De no hacerlo, las consecuencias no sólo impactarán sus finanzas a través de  multas, sino que podrían paralizar por completo sus operaciones.

De acuerdo con lo estipulado en la fracción II del artículo 994 de la Ley Federal del Trabajo (LFT), las sanciones por omitir o retrasar este derecho constitucional son severas.

Las multas van desde los 29,327 hasta los 586,550 pesos, montos equivalentes a un rango de 250 a 5,000 veces el valor de la Unidad de Medida y Actualización (UMA) vigente.

Sin embargo, el golpe al bolsillo no es el único frente de riesgo para los patrones. El marco legal mexicano otorga un escudo de presión directo a la fuerza laboral en caso de omisiones.

Según lo dispuesto en la fracción V del artículo 450 de la LFT, «la exigencia del cumplimiento para el reparto de la PTU es un objetivo de huelga».

Esto significa, en términos llanos, que el incumplimiento por parte de los empleadores dará luz verde a una suspensión temporal de las actividades productivas, una medida legítima promovida por una coalición de trabajadores que mantendrán el paro hasta que su demanda económica sea completamente resuelta.

 

Calendario y reglas claras para 2026

La legislación laboral es clara respecto a los tiempos del proceso.

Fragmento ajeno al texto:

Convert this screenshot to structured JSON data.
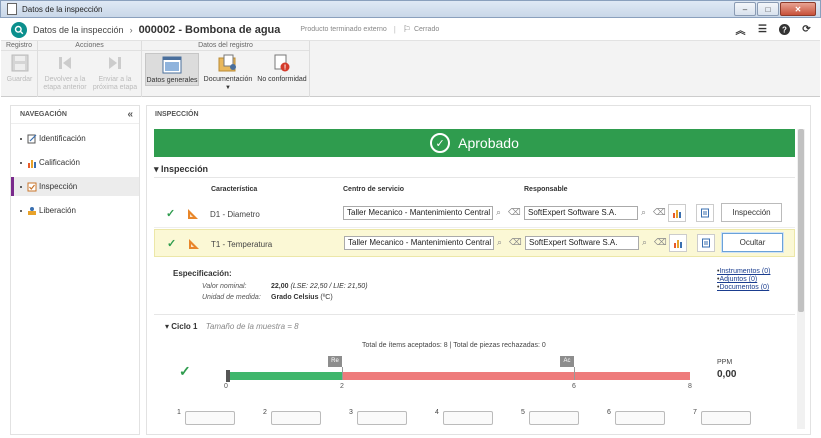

El artículo 122 de la LFT detalla que «el reparto de utilidades debe entregarse a los trabajadores dentro de los 60 días siguientes a la fecha en la que se paga el impuesto anual».

Bajo este esquema, el calendario para este 2026 se divide en dos grandes bloques dependiendo de la naturaleza fiscal del patrón:

Personas Morales (Empresas): Al haber tenido como fecha límite el pasado 31 de marzo para presentar su declaración anual, el plazo fatal para dispersar la PTU expira el 30 de mayo.

Personas Físicas (Patrones con actividad empresarial): Para este sector, el periodo se extiende un mes más, fijando el 29 de junio como el último día para cumplir con la obligación.

 

¿Cómo se calcula el beneficio?

Este derecho constitucional ampara a los trabajadores sin importar si su estatus de contratación es de planta o eventual; la condición es haber laborado y contribuido a la generación de las ganancias de la empresa.

Para garantizar la equidad, la ley determina que la PTU se debe dividir en dos porciones iguales:

Por días laborados: La primera mitad se reparte por igual entre todo el personal, tomando en cuenta exclusivamente los días trabajados por cada individuo durante el año fiscal.

Por nivel de ingresos: La segunda mitad se distribuye en proporción al salario diario percibido por cada empleado, «sin considerar gratificaciones, otras prestaciones o trabajo extraordinario», tal como lo especifican los artículos 123 y 124 de la normativa laboral.

De acuerdo con las autoridades la vigencia para reclamar este derecho no expira de inmediato. Los empleados cuentan con un año completo de plazo para solicitar sus utilidades no cobradas.

Transcurrido ese periodo sin reclamo alguno, los montos no podrán ser retenidos por la empresa, sino que «se integrarán al reparto del año siguiente», acumulándose para beneficio de la plantilla activa.